En efecto, Nelton Arce Córdova, hermano del magistrado, es hoy un importante funcionario de la Municipalidad de Coronel Portillo. Desde el 10 de abril del 2004, apenas 11 días antes del asesinato de Rivera, el alcalde Valdez Villacorta nombró a Nelton Arce Córdova director de Abastecimiento de la comuna ucayalina, cargo que hasta la fecha ostenta. ¿Pura casualidad o un acto interesado?
De otro lado, se comenta que Valdez Villacorta tiene muy buenas relaciones con el actual vocal superior de la Sala Civil, Daniel García Chávez, con quien incluso firmó una carta en la que ambos acusaban de subversivos a tres periodistas, uno de los cuales era, precisamente, el periodista radial Alberto Rivera Fernández (ver nota aparte).
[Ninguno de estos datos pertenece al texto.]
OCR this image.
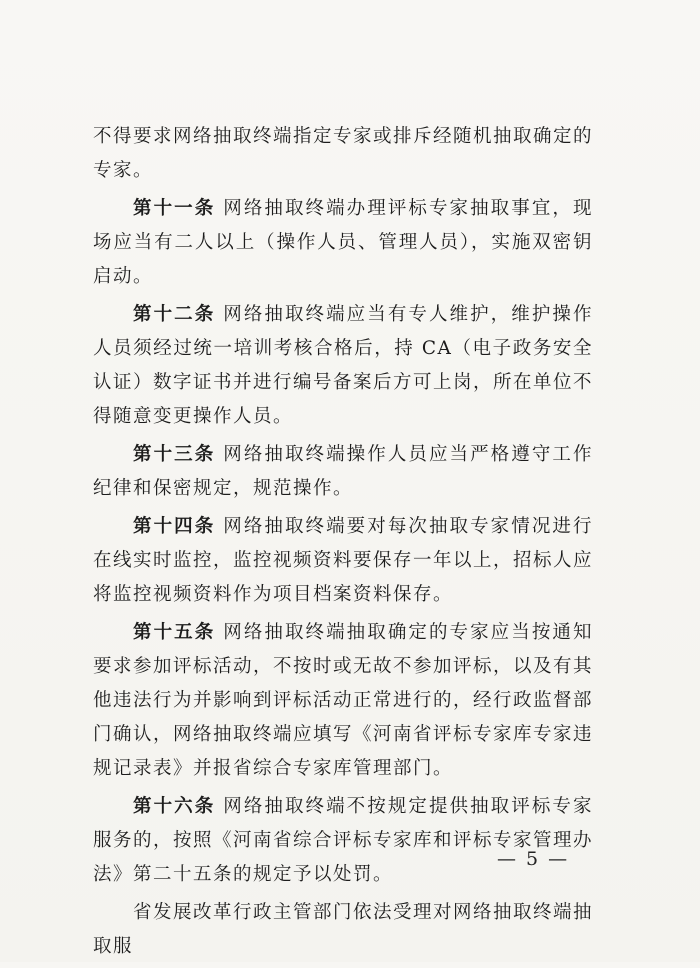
不得要求网络抽取终端指定专家或排斥经随机抽取确定的专家。

第十一条 网络抽取终端办理评标专家抽取事宜，现场应当有二人以上（操作人员、管理人员），实施双密钥启动。

第十二条 网络抽取终端应当有专人维护，维护操作人员须经过统一培训考核合格后，持 CA（电子政务安全认证）数字证书并进行编号备案后方可上岗，所在单位不得随意变更操作人员。

第十三条 网络抽取终端操作人员应当严格遵守工作纪律和保密规定，规范操作。

第十四条 网络抽取终端要对每次抽取专家情况进行在线实时监控，监控视频资料要保存一年以上，招标人应将监控视频资料作为项目档案资料保存。

第十五条 网络抽取终端抽取确定的专家应当按通知要求参加评标活动，不按时或无故不参加评标，以及有其他违法行为并影响到评标活动正常进行的，经行政监督部门确认，网络抽取终端应填写《河南省评标专家库专家违规记录表》并报省综合专家库管理部门。

第十六条 网络抽取终端不按规定提供抽取评标专家服务的，按照《河南省综合评标专家库和评标专家管理办法》第二十五条的规定予以处罚。

省发展改革行政主管部门依法受理对网络抽取终端抽取服

— 5 —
El escrito, dirigido al entonces ministro de Justicia, Fausto Alvarado, tiene como fecha el 5 de enero del 2004. Tres meses después, Rivera fue asesinado por los presuntos sicarios Lito Fasabi Pizango 'Chino Lito' y Ángel Mendoza Casanova 'Gatillo'.
Por estos días, como se sabe, se desarrolla el juicio oral en el que el alcalde y el ex vocal Solio Ramírez son sindicados como presuntos autores intelectuales de dicho homicidio.
En el documento remitido al ministro, el cual también firmaron otras autoridades de la región, se cuestionaba la actitud de los periodistas Alberto Rivera, Paul Garay y Eduardo Cenepo por apoyar la toma de tierras por parte de pobladores de asentamientos humanos.
Se los calificó de "politiqueros y subversivos", y se pidió al ministro que tomara las medidas del caso para preservar el Estado de derecho y la democracia. Los periodistas debieron pasar a la clandestinidad aduciendo una ilegal persecución contra ellos.
Pero al margen de si era verdad o no que los citados hombres de prensa estaban embarcados en acciones desestabilizadoras, lo cuestionable es que Daniel García Chávez, siendo entonces presidente de la Corte Superior, considerada la principal autoridad judicial de la región, haya firmado un documento ventilando su posición sobre el tema.
Según los entendidos, el presidente de la corte no debió firmar documento alguno, tomando partido por tal o cual persona, ya que tarde o temprano dichas acciones y las personas involucradas podrían ser objeto de acciones judiciales, por lo cual pecó de haber adelantado opinión.